A man came over and offered his services as a painter to a female putting gas in her car and left his card. She said no, but accepted his card out of  courtesy and got in her car. The man then got into a car driven by another gentleman. As the lady left the service station, she saw the men following her out of the station at the same time. Almost immediately, she started to feel dizzy and could not catch her breath.  She tried to open the window and realized that the odor was on her hand; the same hand which accepted the card from the gentleman at the gas station. She then noticed the men were immediately behind her and she felt she needed to do something at that moment. She drove into the first driveway and began to honk her horn repeatedly to ask for help. The men drove away but the lady still felt pretty bad for several minutes after she could finally catch her breath. Apparently, there was a substance on the card that could have seriously injured her.

This drug is called ‘BURUNDANGA’ and it is used by people who wish to incapacitate a victim in order to steal from or take advantage of them. This drug is four times more dangerous than the date rape drug and is transferable on simple cards. So take heed and make sure you don’t accept cards at any given time you are alone or from someone on the streets.
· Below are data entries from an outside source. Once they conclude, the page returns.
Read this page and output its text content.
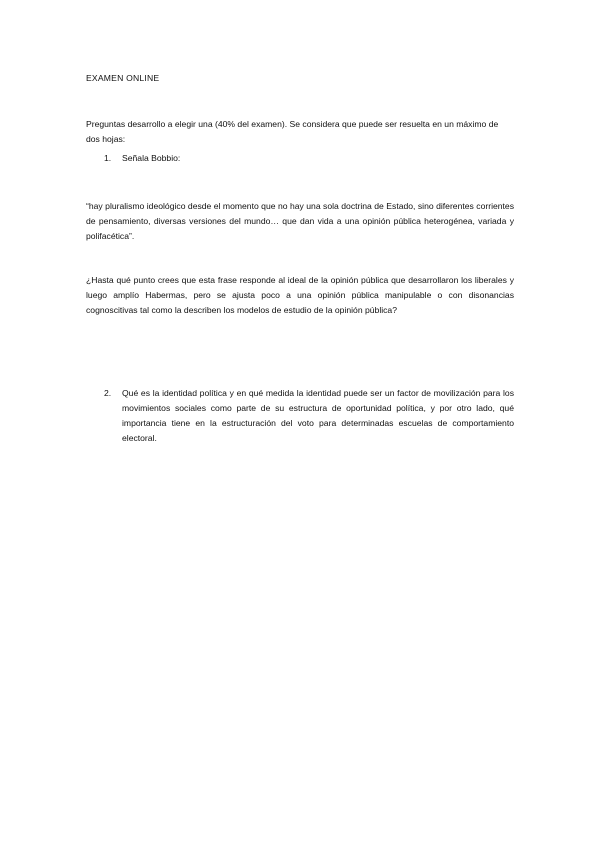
EXAMEN ONLINE

Preguntas desarrollo a elegir una (40% del examen). Se considera que puede ser resuelta en un máximo de dos hojas:

1. Señala Bobbio:

“hay pluralismo ideológico desde el momento que no hay una sola doctrina de Estado, sino diferentes corrientes de pensamiento, diversas versiones del mundo… que dan vida a una opinión pública heterogénea, variada y polifacética”.

¿Hasta qué punto crees que esta frase responde al ideal de la opinión pública que desarrollaron los liberales y luego amplío Habermas, pero se ajusta poco a una opinión pública manipulable o con disonancias cognoscitivas tal como la describen los modelos de estudio de la opinión pública?

2. Qué es la identidad política y en qué medida la identidad puede ser un factor de movilización para los movimientos sociales como parte de su estructura de oportunidad política, y por otro lado, qué importancia tiene en la estructuración del voto para determinadas escuelas de comportamiento electoral.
This applies to those making house calls and slipping you a card when they offer their services.

PLEASE SEND THIS E-MAIL ALERT TO EVERY FEMALE YOU KNOW!!!!

  1. I guess they assume nobody wants to kidnap your grandmother and that females like co-workers and friends are not significant.  I think they are pretty right on this one.
  2. What did the guy with the painting card ask her if she needed to have painted?  Her car?  Why a painter?  Why not a car detailer?
  3. Why call them ‘gentlemen’?
  4. What part of opening your car window would make you smell your hand?
  5. How long did she honk her horn before realizing that nobody was going to come out and help her?
  6. If some drowsy lady honked her horn a million times in your driveway would you come out?
  7. WHAT WOULD THOSE GUYS GAIN FROM MAKING SOMEONE GET IN A CAR ACCIDENT?  THAT’S THE BEST THEY COULD DO IN THIS ONE.

This is crap – take business cards from everyone and smell them – sissies

About The Author

Acadia Einstein

I'm the funny one. And the handsome one. And I pay for everything.

2 Comments

  1. vange

    This is pure bllshit. But yes, I would investigate the honking.

    Reply
  2. John

    Any idea where I can get hold of some Burundanga?